With the 2030 Agenda, the United Nations adopted 17 goals (Sustainable Development Goals, SDGs), which the global community is pursuing to achieve sustainable development that takes equal account of ecological, economic and social concerns. The SDGs focus on people, the planet, prosperity, peace and partnerships (5Ps: People, Planet, Prosperity, Peace, Partnerships). The 17 goals of the 2030 Agenda are aimed at all stakeholders: economic, scientific, political, civil society and individual commitment is required. The objectives were formulated with the 2030 Agenda - but HOW can they be achieved in concrete terms? When realizing the SDGs, one thing becomes clear: conflicting goals characterize the concrete implementation. How can the major sustainability concerns – on the one hand climate protection (Goal 13) and on the other (catch-up) economic development and growth (Goal 8) – be implemented at the same time? The SDGs are often considered individually.
The 17 goals are also dealt with one after the other in the Federal Government's Sustainability Strategy (DNS). However, the fact that it is a target system is neglected. The 2030 Agenda is a global challenge. The SDGs can only be achieved globally and together - through cooperation and partnership.

What follows?

  • 17 goals from a wide variety of subject areas: economy (economic development), ecology (environmental and climate protection) and social issues (fulfillment and satisfaction of basic needs)
  • The 2030 Agenda is a global challenge
  • Successful implementation depends on the cooperation of all agents
  • Successful implementation of the 2030 Agenda is possible - but requires a coordinated approach at all levels and across many borders

Challenges in implementing the 2030 Agenda:

  • Regulatory and technological deficits
  • growth of population
  • unclear responsibilities
  • financing difficulties
  • nationalization tendencies
  • conflicting goals

Why is the German SDG Award being awarded now?

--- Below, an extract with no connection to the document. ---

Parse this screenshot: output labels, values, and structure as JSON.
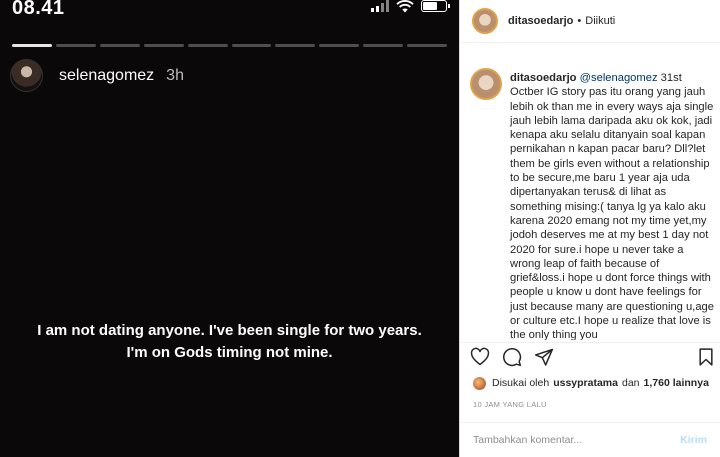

Since January 2016, the Sustainable Development Goals (SDGs) have formed the internationally coordinated agenda of the United Nations for the next 15 years with regard to sustainable development and will run until 2030. The 2030 Agenda is entitled: 'Transformation of our world: The Agenda 2030 for Sustainable Development of the United Nations'. 7.5 years have passed since it was adopted. Halfway through the 2030 Agenda, one thing is becoming clear: NEVER has there been a greater need for action and urgency than now. The situation has worsened in recent years. Setbacks had to be accepted in many areas: climate change, the corona pandemic, poverty and hunger illustrate the absolute need for a global change of course.

At the same time, 2022 marks the 50th anniversary of the first UN environment conference and the publication of the report to the Club of Rome "The Limits to Growth". The two major concerns of sustainable development, which also make up the 2030 Agenda, have been known since then: It was Indian Prime Minister Indira Gandhi who, in Stockholm, put the unconditional right of developing countries to catch up development on the global agenda, which must not fall short while simultaneously protecting the environment and the climate. 50 years later, the sobering realization is that there has been no significant progress so far. It is precisely at this point in time that we would like to take up the initiative of the German SDG Awards and emphasize the explicit need for action, which is both an incentive and a challenge. Politics, science, companies, the private sector, financial institutions, NGOs and citizens must work together in order to be successful together. The basic idea of sustainable development is based on the global fulfillment of basic needs. At the same time, it is important to protect both the environment and the climate in the long term. The aim is to improve the securing and satisfaction of elementary basic needs as well as climate and environmental protection. However, this is anything but a matter of course and has not been successful so far. There is a need for action now: for all of us!